The first was the design and build of a Value Driver Tree spanning the complete mining value chain. Through facilitated workshops with teams at every level, we mapped the operational drivers that connected strategic outcomes to daily activities. The VDT was then structured around levels of work: the EVP focused on long-interval strategic performance, EXCO and OPCO on the overall operational picture, VPs on value stream performance, operational and engineering managers on activity-level drivers, and frontline teams on short-interval control.
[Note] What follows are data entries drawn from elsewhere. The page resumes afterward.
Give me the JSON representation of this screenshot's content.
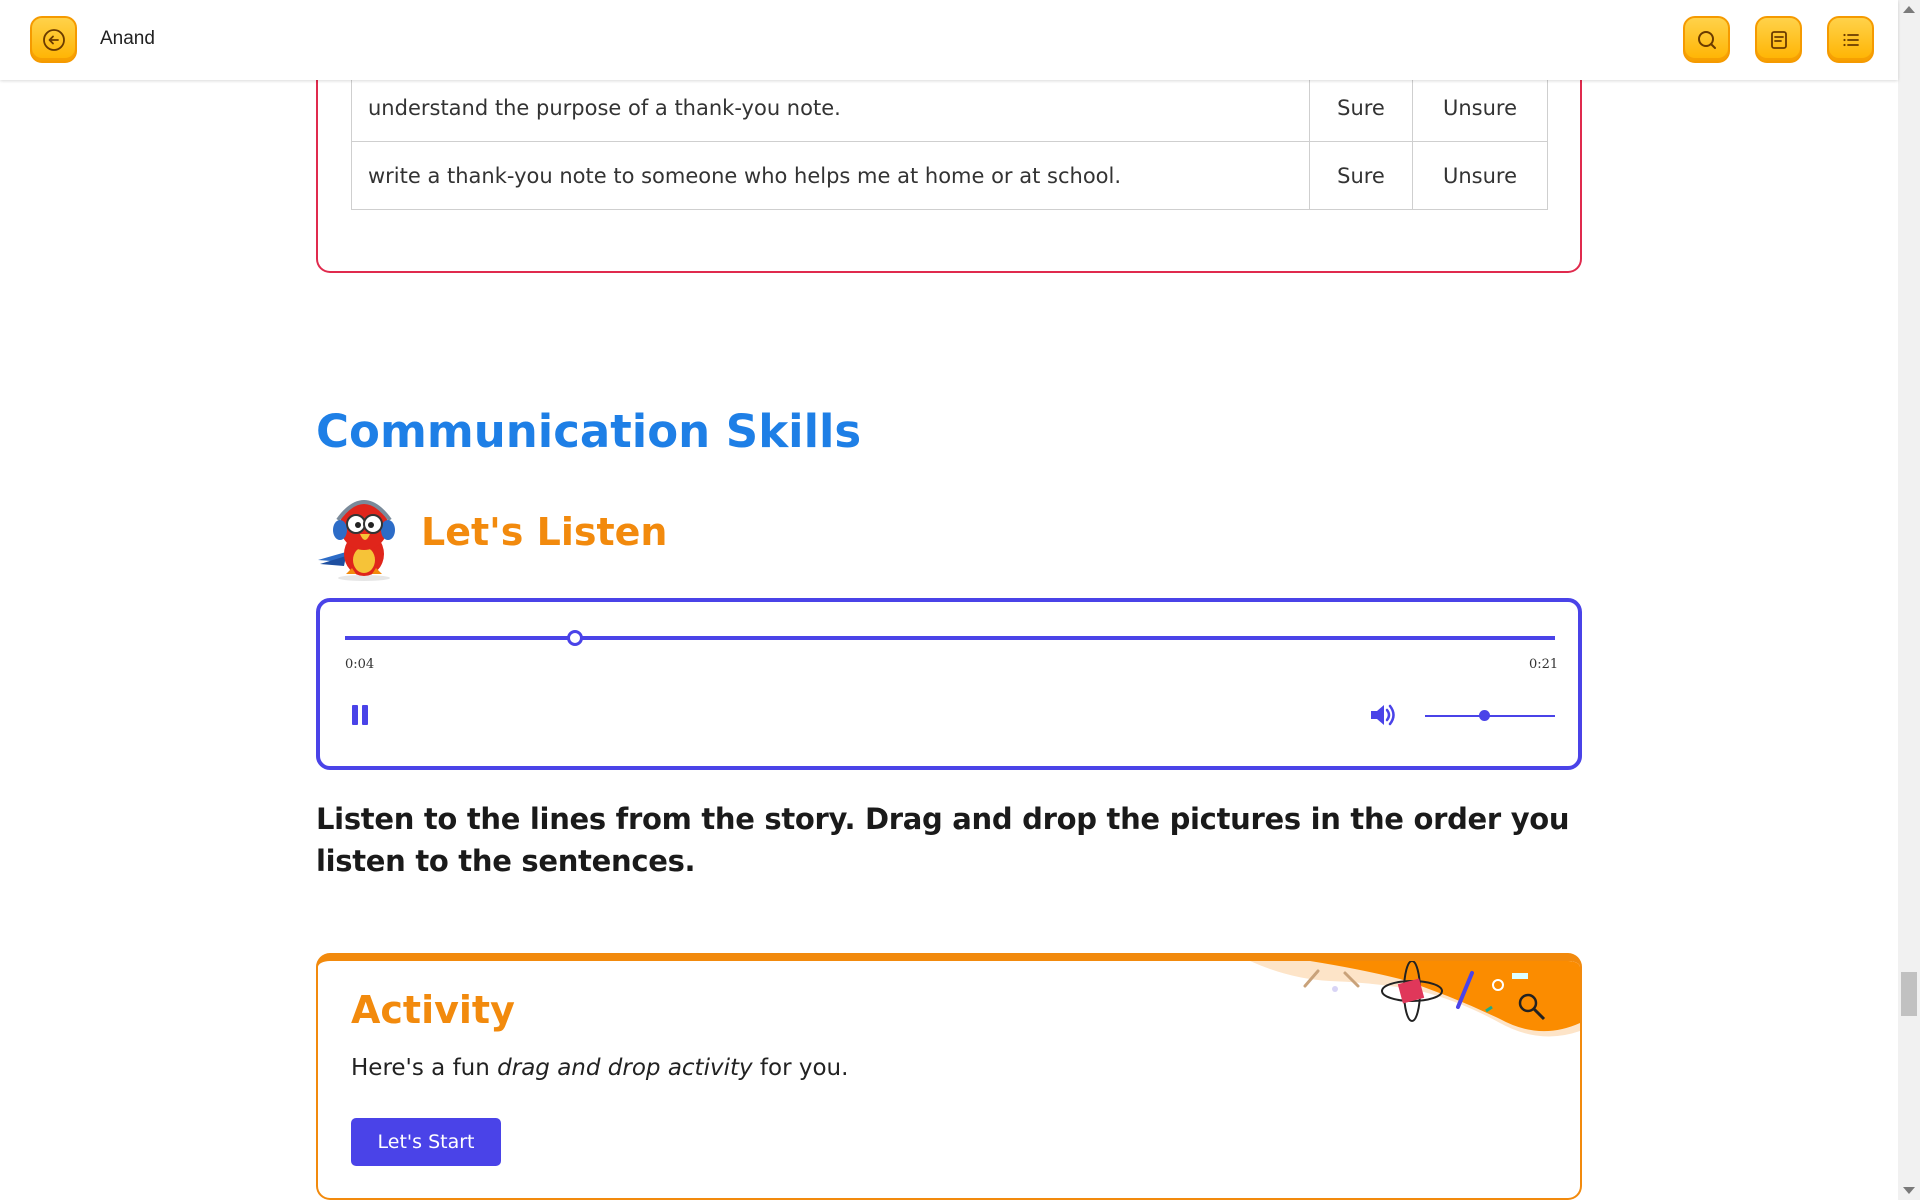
{
  "header": {
    "user_name": "Anand",
    "accent_color": "#ffb300"
  },
  "checklist": {
    "rows": [
      {
        "statement": "understand the purpose of a thank-you note.",
        "sure": "Sure",
        "unsure": "Unsure"
      },
      {
        "statement": "write a thank-you note to someone who helps me at home or at school.",
        "sure": "Sure",
        "unsure": "Unsure"
      }
    ],
    "border_color": "#e02a4d"
  },
  "section": {
    "title": "Communication Skills",
    "color": "#1e7fe6"
  },
  "listen": {
    "title": "Let's Listen",
    "color": "#f28a0d"
  },
  "player": {
    "current_time": "0:04",
    "duration": "0:21",
    "progress_fraction": 0.19,
    "volume_fraction": 0.45,
    "state": "playing",
    "color": "#4a43e8"
  },
  "instruction": "Listen to the lines from the story. Drag and drop the pictures in the order you listen to the sentences.",
  "activity": {
    "title": "Activity",
    "text_before": "Here's a fun ",
    "text_emphasis": "drag and drop activity",
    "text_after": " for you.",
    "start_label": "Let's Start",
    "border_color": "#f28a0d"
  }
}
Each level could see its part of the picture and how it connected to the whole. 

The VDT was built into a digital analytics platform, giving the organisation a live, visual tool that replaced static reports with a dynamic, cascading view of performance from top to bottom. 

The second workstream was the operating model and capability build. We designed the management routines and work management system that would make the VDT actionable: the daily, weekly, and monthly rhythms that ensured people were not just seeing the numbers but acting on them. The BI team was developed through experiential simulation and on-site coaching to provide the analytical backbone the operation needed. On-site workshops and change management supported the transition from old ways of working to a system where planning, scheduling, execution, and review were connected and consistent. 
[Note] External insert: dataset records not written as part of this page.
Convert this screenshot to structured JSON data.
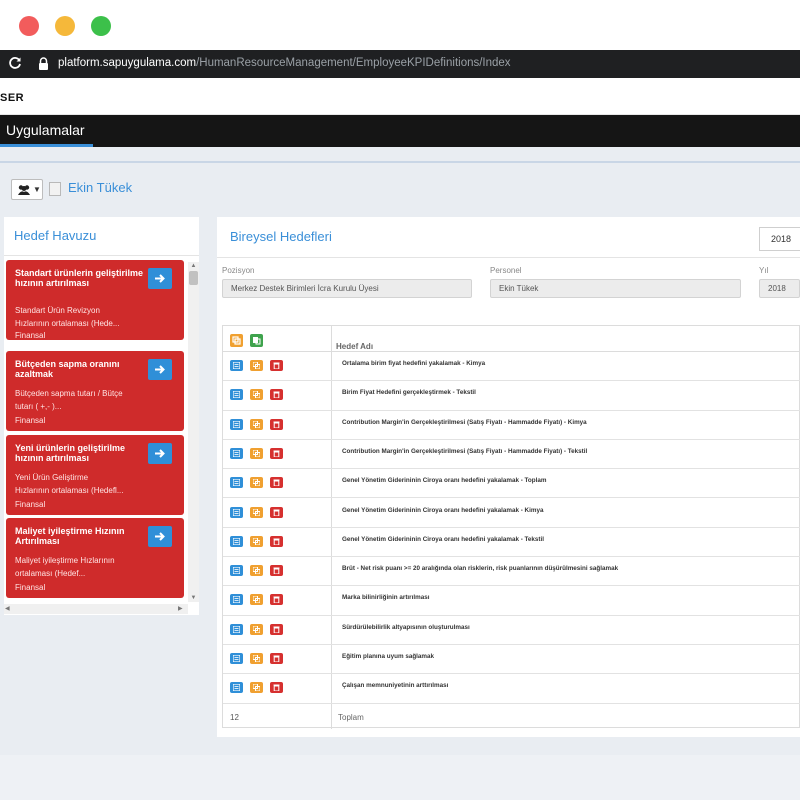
{
  "browser": {
    "url_host": "platform.sapuygulama.com",
    "url_path": "/HumanResourceManagement/EmployeeKPIDefinitions/Index"
  },
  "app": {
    "brand": "SER",
    "nav_tab": "Uygulamalar"
  },
  "profile": {
    "user_name": "Ekin Tükek"
  },
  "left_panel": {
    "title": "Hedef Havuzu",
    "cards": [
      {
        "title": "Standart ürünlerin geliştirilme hızının artırılması",
        "desc_line1": "Standart Ürün Revizyon",
        "desc_line2": "Hızlarının ortalaması (Hede...",
        "category": "Finansal"
      },
      {
        "title": "Bütçeden sapma oranını azaltmak",
        "desc_line1": "Bütçeden sapma tutarı / Bütçe",
        "desc_line2": "tutarı ( +,- )...",
        "category": "Finansal"
      },
      {
        "title": "Yeni ürünlerin geliştirilme hızının artırılması",
        "desc_line1": "Yeni Ürün Geliştirme",
        "desc_line2": "Hızlarının ortalaması (Hedefl...",
        "category": "Finansal"
      },
      {
        "title": "Maliyet iyileştirme Hızının Artırılması",
        "desc_line1": "Maliyet iyileştirme Hızlarının",
        "desc_line2": "ortalaması (Hedef...",
        "category": "Finansal"
      }
    ]
  },
  "right_panel": {
    "title": "Bireysel Hedefleri",
    "year_select": "2018",
    "fields": {
      "position_label": "Pozisyon",
      "position_value": "Merkez Destek Birimleri İcra Kurulu Üyesi",
      "personnel_label": "Personel",
      "personnel_value": "Ekin Tükek",
      "year_label": "Yıl",
      "year_value": "2018"
    },
    "table": {
      "header": "Hedef Adı",
      "rows": [
        "Ortalama birim fiyat hedefini yakalamak - Kimya",
        "Birim Fiyat Hedefini gerçekleştirmek - Tekstil",
        "Contribution Margin'in Gerçekleştirilmesi (Satış Fiyatı - Hammadde Fiyatı) - Kimya",
        "Contribution Margin'in Gerçekleştirilmesi (Satış Fiyatı - Hammadde Fiyatı) - Tekstil",
        "Genel Yönetim Giderininin Ciroya oranı hedefini yakalamak - Toplam",
        "Genel Yönetim Giderininin Ciroya oranı hedefini yakalamak - Kimya",
        "Genel Yönetim Giderininin Ciroya oranı hedefini yakalamak - Tekstil",
        "Brüt - Net risk puanı >= 20 aralığında olan risklerin, risk puanlarının düşürülmesini sağlamak",
        "Marka bilinirliğinin artırılması",
        "Sürdürülebilirlik altyapısının oluşturulması",
        "Eğitim planına uyum sağlamak",
        "Çalışan memnuniyetinin arttırılması"
      ],
      "footer_count": "12",
      "footer_label": "Toplam"
    }
  },
  "colors": {
    "accent_blue": "#3a8fd8",
    "card_red": "#cf2b2b",
    "action_orange": "#f0a030",
    "action_green": "#3fa34d",
    "action_red": "#d6302f"
  }
}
From Metrics on a Screen to Decisions on the Floor 

The VDT gave the organisation something it had never had: a single, connected view of performance that every level could read and act on. Executives could see where value was being created and where it was being lost. Managers could identify which operational levers to focus on. Frontline teams could see how their shift performance connected to the broader operation. 

The operating model gave the routines and disciplines to use it. The BI team was now capable of running the analysis independently, identifying patterns, and feeding insights into the management process. Decisions that had previously been made on instinct were now grounded in a shared understanding of where the operation stood and what needed to happen next. 

The Gap Is Never Data. It Is Always Translation. 

Mining operations do not lack information. They lack the structure to make information useful at the point where decisions are made. A KPI that lives on a dashboard in the boardroom but cannot be traced to a specific action on a specific shift is not a performance measure. It is a number. 

The organisations that consistently outperform are not the ones with the most data. They are the ones that have built the translation layer between strategy and execution: a system where every person, at every level, can see what they are responsible for, why it matters, and what good looks like. That is not a reporting problem. It is an operating model problem.